There’s lots of different characters to meet throughout the game, although many of them only seem to have single lines of dialogue. At Rapadagna, one will trade gold bars for gold coins, while those can be spent in the shops on life-giving bracelets, better swords, and hardier shields. Other townsfolk will give gifts and/or advice. The problem is not every sword and shield can be purchased in a single game because there just isn’t enough gold… at least not in the first playthrough anyway. Getting to Rapadagna under certain conditions in the second playthrough will unlock the Magic Merchant, who will give Asha more than enough money to get everything.

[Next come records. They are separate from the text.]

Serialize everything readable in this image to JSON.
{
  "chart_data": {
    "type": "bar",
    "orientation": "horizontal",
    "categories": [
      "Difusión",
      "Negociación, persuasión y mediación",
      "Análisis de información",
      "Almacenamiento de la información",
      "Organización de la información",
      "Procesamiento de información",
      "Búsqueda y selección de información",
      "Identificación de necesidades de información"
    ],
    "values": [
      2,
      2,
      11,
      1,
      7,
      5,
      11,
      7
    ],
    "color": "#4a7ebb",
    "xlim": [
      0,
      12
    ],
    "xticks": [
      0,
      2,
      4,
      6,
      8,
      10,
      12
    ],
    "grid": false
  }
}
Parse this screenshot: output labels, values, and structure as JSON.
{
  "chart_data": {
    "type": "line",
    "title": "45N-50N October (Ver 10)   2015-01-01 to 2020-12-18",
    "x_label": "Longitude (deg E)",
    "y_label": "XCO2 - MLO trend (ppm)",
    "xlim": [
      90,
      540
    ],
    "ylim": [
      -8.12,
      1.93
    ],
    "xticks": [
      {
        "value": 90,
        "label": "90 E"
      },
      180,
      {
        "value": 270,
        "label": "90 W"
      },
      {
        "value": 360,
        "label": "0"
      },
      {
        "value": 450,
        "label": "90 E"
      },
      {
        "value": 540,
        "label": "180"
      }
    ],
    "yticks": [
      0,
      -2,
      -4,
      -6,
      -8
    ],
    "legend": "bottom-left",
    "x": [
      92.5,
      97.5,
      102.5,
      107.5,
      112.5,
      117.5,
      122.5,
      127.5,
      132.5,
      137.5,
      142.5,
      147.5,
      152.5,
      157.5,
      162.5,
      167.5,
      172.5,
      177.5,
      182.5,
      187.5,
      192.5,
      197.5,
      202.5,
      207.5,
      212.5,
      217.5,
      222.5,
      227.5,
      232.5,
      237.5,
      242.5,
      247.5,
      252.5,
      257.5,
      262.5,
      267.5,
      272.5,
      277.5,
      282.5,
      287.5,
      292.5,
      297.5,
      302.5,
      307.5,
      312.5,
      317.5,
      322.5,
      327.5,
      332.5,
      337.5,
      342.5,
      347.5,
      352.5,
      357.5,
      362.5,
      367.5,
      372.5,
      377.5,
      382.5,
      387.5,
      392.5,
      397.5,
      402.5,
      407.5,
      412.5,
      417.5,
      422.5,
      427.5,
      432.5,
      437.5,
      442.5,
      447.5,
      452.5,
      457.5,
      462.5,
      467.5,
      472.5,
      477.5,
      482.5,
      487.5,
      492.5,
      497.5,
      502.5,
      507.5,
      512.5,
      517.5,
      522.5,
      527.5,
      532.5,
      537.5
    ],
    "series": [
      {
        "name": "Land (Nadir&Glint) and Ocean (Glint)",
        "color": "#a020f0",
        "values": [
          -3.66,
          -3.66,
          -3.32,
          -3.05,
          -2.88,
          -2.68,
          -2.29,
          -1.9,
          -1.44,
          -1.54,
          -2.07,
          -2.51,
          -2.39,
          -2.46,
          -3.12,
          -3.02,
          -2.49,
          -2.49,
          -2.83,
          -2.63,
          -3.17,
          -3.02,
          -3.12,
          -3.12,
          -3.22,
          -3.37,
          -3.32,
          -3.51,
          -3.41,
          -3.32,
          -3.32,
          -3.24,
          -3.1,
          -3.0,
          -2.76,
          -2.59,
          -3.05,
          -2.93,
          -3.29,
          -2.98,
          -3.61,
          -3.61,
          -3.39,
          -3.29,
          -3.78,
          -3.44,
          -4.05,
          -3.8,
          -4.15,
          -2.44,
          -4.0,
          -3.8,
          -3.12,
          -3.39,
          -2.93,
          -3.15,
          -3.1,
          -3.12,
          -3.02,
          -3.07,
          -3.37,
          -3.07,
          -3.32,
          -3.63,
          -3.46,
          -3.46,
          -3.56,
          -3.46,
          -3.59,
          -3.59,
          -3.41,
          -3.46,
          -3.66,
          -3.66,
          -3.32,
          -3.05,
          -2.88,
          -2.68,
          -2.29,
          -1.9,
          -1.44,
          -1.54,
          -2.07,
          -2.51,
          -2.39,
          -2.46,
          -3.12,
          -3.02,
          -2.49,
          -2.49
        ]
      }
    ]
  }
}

Other original Easter eggs still exist too, the game’s trophies giving hints towards them.
Wonder Boy: Asha in Monster World Review – The Verdict
Those wanting to compare the new version of the game to the original can do so if they buy the retail version, which comes with a download code for the original Monster World IV. For the few improvements there have been, though, I’d recommend sticking with the remake; the game just seems more refined even if it does keep most of the ’90s tropes. As an (almost) bug free experience, those looking for a more traditional game will love it. However, those who prefer modern platformers will probably want to avoid it.